Revenue Procedure 2019-19 expands the IRS Self-Correction Program (SCP) under the Employee Plans Compliance Resolution System (EPCRS) so that a sponsor of a 401(k) or other tax-qualified retirement plan may use SCP to correct certain plan document failures that violate Internal Revenue Code Sections 401(a) or 403(b), provided the plan at the time of correction is subject to a favorable determination, advisory, or opinion letter from the IRS, and the correction is made within the SCP correction period for “significant” failures (in general, before the end of the second plan year after the failure occurred).

In addition, Rev. Proc. 2019-19 allows an operational failure to be corrected by plan amendment if the plan amendment results in an increase in a permissible benefit, right, or feature available to all eligible employees, and the amendment complies with the general correction principles of EPCRS.

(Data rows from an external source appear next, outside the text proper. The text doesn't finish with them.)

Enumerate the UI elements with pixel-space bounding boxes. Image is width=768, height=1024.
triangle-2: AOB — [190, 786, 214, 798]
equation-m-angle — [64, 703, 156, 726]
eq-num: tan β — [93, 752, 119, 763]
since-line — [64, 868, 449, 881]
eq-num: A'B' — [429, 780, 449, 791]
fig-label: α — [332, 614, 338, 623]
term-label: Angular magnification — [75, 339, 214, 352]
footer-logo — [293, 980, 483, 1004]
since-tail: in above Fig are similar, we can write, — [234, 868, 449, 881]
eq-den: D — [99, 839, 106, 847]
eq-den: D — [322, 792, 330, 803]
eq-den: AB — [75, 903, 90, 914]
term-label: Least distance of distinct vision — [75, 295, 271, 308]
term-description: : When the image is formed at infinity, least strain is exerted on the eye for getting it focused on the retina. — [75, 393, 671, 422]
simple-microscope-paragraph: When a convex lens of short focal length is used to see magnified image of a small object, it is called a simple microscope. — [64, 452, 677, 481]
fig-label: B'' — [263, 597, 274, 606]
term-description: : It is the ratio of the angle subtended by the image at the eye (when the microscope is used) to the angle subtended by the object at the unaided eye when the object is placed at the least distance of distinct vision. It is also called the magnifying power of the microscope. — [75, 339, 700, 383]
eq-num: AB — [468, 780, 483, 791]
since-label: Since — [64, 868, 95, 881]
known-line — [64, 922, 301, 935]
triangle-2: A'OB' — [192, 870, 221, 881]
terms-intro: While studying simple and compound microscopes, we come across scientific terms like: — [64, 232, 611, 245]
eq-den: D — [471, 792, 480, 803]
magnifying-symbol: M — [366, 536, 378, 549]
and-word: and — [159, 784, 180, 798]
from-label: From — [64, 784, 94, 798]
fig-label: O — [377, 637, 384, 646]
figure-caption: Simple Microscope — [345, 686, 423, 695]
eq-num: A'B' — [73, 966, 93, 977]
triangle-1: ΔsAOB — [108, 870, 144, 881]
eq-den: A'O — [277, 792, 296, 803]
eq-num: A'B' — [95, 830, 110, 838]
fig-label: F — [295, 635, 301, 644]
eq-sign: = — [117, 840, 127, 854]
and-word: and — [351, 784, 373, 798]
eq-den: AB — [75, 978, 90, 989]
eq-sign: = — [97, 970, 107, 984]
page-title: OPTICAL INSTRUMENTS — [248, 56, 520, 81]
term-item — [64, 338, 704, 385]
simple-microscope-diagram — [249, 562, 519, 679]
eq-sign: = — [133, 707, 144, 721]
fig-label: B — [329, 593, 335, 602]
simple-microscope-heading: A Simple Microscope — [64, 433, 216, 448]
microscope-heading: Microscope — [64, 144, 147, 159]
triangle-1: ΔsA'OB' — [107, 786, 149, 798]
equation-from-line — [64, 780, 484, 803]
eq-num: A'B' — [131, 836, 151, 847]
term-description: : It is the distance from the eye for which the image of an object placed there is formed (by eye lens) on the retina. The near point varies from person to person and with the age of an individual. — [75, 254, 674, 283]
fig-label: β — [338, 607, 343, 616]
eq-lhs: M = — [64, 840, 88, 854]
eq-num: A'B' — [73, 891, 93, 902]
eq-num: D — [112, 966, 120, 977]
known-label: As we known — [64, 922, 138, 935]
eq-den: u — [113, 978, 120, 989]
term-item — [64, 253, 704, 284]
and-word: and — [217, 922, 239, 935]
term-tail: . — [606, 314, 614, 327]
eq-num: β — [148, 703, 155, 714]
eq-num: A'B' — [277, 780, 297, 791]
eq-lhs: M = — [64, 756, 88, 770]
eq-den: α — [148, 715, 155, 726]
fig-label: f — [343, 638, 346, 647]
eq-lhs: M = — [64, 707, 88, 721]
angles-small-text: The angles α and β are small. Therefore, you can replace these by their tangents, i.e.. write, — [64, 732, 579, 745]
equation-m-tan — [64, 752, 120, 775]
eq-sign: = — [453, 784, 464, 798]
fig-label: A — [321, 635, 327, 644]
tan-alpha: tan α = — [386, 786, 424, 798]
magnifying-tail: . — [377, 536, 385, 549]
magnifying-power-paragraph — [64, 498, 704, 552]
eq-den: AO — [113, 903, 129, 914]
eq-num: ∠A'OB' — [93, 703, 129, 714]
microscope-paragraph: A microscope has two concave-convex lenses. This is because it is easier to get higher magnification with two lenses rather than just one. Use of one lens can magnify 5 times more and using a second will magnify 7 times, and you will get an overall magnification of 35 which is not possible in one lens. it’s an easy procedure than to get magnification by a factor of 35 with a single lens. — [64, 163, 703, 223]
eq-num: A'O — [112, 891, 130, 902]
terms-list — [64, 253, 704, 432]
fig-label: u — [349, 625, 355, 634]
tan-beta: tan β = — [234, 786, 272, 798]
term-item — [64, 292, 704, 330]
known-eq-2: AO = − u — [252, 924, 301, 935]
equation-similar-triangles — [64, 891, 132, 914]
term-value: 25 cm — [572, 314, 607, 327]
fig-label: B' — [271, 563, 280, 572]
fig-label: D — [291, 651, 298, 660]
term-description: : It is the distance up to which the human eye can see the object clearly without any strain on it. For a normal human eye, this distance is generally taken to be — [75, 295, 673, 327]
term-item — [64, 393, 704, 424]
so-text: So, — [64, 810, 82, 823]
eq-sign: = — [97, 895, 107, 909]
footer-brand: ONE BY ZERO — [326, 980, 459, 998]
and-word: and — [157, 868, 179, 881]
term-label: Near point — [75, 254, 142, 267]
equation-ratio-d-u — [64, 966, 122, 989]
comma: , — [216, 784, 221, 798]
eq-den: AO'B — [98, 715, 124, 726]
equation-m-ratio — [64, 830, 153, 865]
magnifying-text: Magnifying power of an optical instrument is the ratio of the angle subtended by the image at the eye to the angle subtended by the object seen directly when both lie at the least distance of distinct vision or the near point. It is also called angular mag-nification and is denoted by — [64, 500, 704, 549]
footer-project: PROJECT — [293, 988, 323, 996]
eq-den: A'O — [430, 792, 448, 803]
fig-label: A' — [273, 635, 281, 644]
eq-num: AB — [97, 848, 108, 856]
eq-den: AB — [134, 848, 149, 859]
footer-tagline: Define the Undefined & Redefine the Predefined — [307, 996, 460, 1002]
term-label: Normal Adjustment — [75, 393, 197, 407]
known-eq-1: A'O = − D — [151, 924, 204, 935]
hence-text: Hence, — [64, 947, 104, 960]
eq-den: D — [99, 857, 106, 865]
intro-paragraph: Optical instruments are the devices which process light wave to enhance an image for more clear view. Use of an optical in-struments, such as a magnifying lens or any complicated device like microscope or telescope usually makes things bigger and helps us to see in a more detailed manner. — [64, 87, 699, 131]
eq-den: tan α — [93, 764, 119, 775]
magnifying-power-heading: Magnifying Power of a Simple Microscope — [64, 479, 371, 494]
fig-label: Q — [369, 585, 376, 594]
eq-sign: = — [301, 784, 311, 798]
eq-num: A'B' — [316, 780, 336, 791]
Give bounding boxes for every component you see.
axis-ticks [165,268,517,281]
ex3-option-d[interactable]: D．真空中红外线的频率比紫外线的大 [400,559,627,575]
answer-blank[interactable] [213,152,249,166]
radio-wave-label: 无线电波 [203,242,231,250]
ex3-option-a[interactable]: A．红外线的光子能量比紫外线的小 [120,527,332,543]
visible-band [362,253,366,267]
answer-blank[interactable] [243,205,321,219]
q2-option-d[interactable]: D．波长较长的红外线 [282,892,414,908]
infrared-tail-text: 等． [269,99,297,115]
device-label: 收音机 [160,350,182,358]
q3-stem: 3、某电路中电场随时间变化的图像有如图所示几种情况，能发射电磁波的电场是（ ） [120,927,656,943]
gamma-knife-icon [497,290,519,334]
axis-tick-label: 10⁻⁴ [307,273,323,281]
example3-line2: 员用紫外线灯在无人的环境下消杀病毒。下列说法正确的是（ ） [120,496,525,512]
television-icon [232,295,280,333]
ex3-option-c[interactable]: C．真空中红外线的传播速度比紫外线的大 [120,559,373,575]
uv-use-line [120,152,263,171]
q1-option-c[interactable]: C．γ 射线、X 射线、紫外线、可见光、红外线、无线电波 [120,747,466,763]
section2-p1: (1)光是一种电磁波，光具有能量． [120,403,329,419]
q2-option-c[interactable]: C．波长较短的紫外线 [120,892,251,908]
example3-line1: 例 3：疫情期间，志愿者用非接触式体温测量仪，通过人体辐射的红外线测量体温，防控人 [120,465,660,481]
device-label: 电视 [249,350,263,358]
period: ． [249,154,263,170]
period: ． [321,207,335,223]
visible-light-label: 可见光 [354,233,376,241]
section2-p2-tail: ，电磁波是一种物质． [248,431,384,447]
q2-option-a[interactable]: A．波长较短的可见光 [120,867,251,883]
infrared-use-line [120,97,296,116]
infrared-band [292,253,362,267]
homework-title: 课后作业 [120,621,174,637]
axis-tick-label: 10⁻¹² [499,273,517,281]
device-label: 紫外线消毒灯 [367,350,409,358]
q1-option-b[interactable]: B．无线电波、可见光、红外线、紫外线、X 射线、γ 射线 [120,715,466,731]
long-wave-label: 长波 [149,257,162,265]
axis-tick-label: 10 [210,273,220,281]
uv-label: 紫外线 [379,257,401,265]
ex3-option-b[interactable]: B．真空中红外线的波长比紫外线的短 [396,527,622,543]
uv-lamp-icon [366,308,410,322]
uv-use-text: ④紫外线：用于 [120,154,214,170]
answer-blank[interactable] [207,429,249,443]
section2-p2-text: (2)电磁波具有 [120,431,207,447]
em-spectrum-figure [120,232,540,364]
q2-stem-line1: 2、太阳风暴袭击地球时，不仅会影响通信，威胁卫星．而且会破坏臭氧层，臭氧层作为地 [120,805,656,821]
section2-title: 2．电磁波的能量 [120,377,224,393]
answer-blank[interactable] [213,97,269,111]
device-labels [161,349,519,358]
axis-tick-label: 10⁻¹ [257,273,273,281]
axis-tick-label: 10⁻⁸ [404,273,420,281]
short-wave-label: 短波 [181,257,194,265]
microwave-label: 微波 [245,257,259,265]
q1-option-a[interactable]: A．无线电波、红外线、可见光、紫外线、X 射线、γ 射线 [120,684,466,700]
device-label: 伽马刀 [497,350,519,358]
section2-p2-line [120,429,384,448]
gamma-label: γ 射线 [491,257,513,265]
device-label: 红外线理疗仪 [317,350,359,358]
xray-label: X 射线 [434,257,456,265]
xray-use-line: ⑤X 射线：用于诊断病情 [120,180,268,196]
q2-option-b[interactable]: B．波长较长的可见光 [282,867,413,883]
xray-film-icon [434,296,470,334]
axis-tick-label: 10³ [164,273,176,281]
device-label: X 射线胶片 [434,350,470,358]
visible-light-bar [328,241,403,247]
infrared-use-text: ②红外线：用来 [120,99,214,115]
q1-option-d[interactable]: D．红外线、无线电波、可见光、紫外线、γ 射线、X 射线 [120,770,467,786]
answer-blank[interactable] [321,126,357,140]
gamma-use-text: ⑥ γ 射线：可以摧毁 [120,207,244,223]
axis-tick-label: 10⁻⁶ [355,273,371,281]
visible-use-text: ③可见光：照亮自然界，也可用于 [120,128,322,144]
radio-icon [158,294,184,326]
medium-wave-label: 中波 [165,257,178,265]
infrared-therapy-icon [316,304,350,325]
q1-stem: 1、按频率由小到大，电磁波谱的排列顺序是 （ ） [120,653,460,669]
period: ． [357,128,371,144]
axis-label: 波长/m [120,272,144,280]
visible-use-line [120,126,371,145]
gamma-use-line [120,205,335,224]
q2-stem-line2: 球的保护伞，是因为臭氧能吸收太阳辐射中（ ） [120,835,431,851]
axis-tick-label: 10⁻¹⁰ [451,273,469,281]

Rev. Proc. 2019-19 also for the first time extends SCP to certain plan loan failures to be corrected under SCP, and provides that (a) errors relating to defaulted loans may be corrected under SCP by a single sum repayment, re-amortization of the outstanding loan balance, or both and (b) that if correction of a plan loan failure is not made (resulting in a deemed distribution to the borrower/participant that must be reported on Form 1099-R), the plan sponsor may report the deemed distribution in the year of correction rather than the year of the failure without first having to request that reporting relief. Finally, Rev. Proc. 2019-19 provides for a new correction method for a failure to obtain spousal consent for a loan, as well as a plan amendment correction method for granting plan loans in excess of the number of loans permitted under the plan.

The new IRS self-correction provisions are available immediately and create an excellent opportunity to review plan document and operational compliance and take advantage of these new simpler correction procedures for common plan errors.